With zoon you are able to use your own data, data sourced from online repositories, and some modules in zoon that provide some occurrence and environmental data for you to use. This tutorial will guide you through the data sources available within a zoon workflow().
zoon Moduleszoon comes with several pre-existing dataset modules that we can use. Using the GetModuleList() command we can see all of the Occurrence modules under the $occurrence sub-heading, and this includes the dataset modules. We can also view the Covariate modules under the $covariate sub-heading.
modules <- GetModuleList()
modules$occurrence # subset for the sake of screen space
## [1] "CarolinaWrenPO" "CWBZimbabwe"
## [3] "LocalOccurrenceData" "Lorem_ipsum_UK"
## [5] "NaiveRandomPresence" "NaiveRandomPresenceAbsence"
## [7] "SugarMaple" "UKAnophelesPlumbeus"
## [9] "CarolinaWrenPA" "NATrees"
## [11] "AnophelesPlumbeus" "SpOcc"
modules$covariate
## [1] "Bioclim_future" "CarolinaWrenRasters" "LocalRaster"
## [4] "NaiveRandomRaster" "UKBioclim" "NCEP"
## [7] "UKAir" "AirNCEP" "Bioclim"
For example, we could choose to fit a model to the Carolina Wren data using the CarolinaWrenPO or CarolinaWrenPA occurrence modules (presence-only and presence-absence, respectively) with the CarolinaWrenRasters covariate module.
While these are perfectly usable datasets, they are just useful examples and not something we would fit an SDM to for the sake of the results. These are most useful for experimenting with zoon modules (want to explore the differences in model algorithms? Run them on these example dataset modules and compare the outputs), or as test datasets when building new modules of your own.
SDMs are commonly fit to datasets we have collected ourselves, and zoon has modules to help us load them. The two modules of interest here are LocalOccurrenceData for our observation records and LocalRaster for our raster-based data.
To ensure that all datasets loaded in to a zoon workflow are compatible with the model modules, the LocalOccurrenceData module requires our data to be a .csv/.xlsx/.tab/.xlsx file with a strict structure.
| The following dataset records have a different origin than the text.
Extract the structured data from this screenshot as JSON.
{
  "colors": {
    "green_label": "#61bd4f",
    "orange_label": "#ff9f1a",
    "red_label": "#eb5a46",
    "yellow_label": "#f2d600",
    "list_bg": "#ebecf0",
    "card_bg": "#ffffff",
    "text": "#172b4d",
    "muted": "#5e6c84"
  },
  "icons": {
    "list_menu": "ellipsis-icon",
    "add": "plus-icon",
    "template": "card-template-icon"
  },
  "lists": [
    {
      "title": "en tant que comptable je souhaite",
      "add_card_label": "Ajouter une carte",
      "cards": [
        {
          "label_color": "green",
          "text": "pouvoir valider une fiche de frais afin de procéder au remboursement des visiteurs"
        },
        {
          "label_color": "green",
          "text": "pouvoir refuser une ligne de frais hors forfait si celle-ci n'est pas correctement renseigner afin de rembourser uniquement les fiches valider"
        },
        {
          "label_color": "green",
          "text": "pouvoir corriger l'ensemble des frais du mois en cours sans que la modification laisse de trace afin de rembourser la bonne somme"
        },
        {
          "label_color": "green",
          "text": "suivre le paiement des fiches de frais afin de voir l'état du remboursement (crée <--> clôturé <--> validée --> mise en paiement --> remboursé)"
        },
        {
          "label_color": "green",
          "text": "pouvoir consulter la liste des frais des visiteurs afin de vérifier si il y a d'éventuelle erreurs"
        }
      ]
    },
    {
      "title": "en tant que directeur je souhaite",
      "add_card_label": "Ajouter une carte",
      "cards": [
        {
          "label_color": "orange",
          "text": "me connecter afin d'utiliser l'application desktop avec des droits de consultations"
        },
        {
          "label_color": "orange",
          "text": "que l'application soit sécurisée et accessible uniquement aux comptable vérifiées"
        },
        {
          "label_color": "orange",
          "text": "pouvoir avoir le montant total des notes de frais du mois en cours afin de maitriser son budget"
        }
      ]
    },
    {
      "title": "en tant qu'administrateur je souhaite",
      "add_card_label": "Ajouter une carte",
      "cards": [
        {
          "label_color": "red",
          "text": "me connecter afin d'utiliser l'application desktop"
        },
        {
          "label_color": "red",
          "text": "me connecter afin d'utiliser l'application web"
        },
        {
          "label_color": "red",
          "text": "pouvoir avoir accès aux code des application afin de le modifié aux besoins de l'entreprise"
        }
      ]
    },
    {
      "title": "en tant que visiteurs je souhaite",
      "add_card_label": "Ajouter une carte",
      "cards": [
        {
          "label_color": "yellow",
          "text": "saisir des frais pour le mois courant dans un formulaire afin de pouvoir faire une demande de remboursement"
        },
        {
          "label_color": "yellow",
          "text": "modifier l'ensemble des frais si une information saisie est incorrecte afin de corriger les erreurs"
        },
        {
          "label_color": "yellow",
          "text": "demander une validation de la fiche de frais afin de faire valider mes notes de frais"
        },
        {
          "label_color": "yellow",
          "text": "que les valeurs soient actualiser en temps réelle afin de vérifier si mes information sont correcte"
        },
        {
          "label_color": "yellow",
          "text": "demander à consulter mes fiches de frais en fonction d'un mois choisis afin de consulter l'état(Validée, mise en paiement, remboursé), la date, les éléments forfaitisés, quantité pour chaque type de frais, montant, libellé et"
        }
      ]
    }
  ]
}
The first and second columns are the longitude and latitude values (in that order), and the third column is the value of the observation (0 for absence, 1 for presence, and an integer for abundance data). If your coordinate system is not latitude/longitude then you can supply an optional fourth column called CRS that contains the proj4string for your coordinate system (e.g. “+init=epsg:27700” for easting/northing data). If no CRS column is supplied then latitude/longitude is assumed.
To use this module you call the occurrence module like this:
occurrence = LocalOccurrenceData(filename = "myData.csv", # File path to your data file
occurrenceType = "presence", # The type of data you have
columns = c(long = "longitude", # The names of the columns in
lat = "latitude", # your .csv that much the
value = "value"), # required columns
externalValidation = FALSE) # Only required if validation
# data is set up externally
Raster data loaded into a workflow using LocalRaster also follows a set format, but it is a simpler process than for occurrence data. This module reads in either a single raster or raster-stack, or a list or vector of rasters and creates a raster-stack.
To use this module you call the covariate module like this:
covariate = LocalRaster(rasters = c("myRaster1", # Filepath to a raster
"myRaster2")) # Filepath to a second raster
covariate = LocalRaster(rasters = "myRasterStack") # A RasterStack object already loaded
Sometimes we may need or want to source our occurrence and/or covariate data from online sources. The modules of interest here are SpOcc, Bioclim, Bioclim-future, and NCEP.
The SpOcc module is used to obtain species occurrence records from a selection of online data bases. The available databases are GBIF, BISON, iNat, eBird, Ecoengine, and AntWeb. We can call this module like this:
occurrence = SpOcc(species = "SpeciesName", # Species scientific name
extent = c(-1, 0, 51, 52), # Coordinates for the extent of the region
databases = "gbif", # List of data bases to use
type = "presence", # Type of data you want
limit = 10000) # A maximum limit of records to obtain
The Bioclim module obtains bioclimatic variables from WorldClim. This data is available at various resolutions (2.5, 5, or 10 minutes), and there are 19 available variables. We can call this module like this:
covariate = Bioclim(extent = c(-180, 180, -90, 90), # Coordinates for the extent of the region
resolution = 10, # Required resolution
layers = 1:5) # Variables we want (between 1-19)
We can also obtain these bioclimatic variables for predictions of the future using the Bioclim_future module. Anyone looking to obtain this data should first research Representative Concentration Pathways and General Circulation Models to make an informed decision about the predictions they are after. We can call this module like this:
covariate = Bioclim_future(extent = c(-10, 10, 45, 65), # Coordinates of the extent of the region
resolution = 10, # Resolution of the data
layers = 1:19, # Required Bioclim variables
rcp = 45, # Representative Concentration Pathways
model = "AC", # General Circulation Models
year = 70) # Time period for the prediction
The NCEP module obtains environmental data from the National Centers for Environmental Prediction. We can call this module like this:
covariate = NCEP(extent = c(-5, 5, 50, 60), # Coordinates of the extent of the region
variables = "hgt", # Character cevtor of variables of interest
status.bar = FALSE) # Show a status bar of download progress?
Now that we’ve seen the different ways of obtaining data in zoon, lets see an example. Here we obtain presence-only data for the Grizzly Bear, Ursus arctos in North America from GBIF, and bioclimatic variables from Wordclim.
Ursus_arctos_online <- workflow(occurrence = SpOcc(species = "Ursus arctos",
extent = c(-175, -65, 20, 75),
databases = "gbif",
type = "presence"),
covariate = Bioclim(extent = c(-175, -65, 20, 75),
resolution = 10,
layers = 1:19),
process = Chain(StandardiseCov, Background(1000)),
model = MaxEnt,
output = InteractiveOccurrenceMap)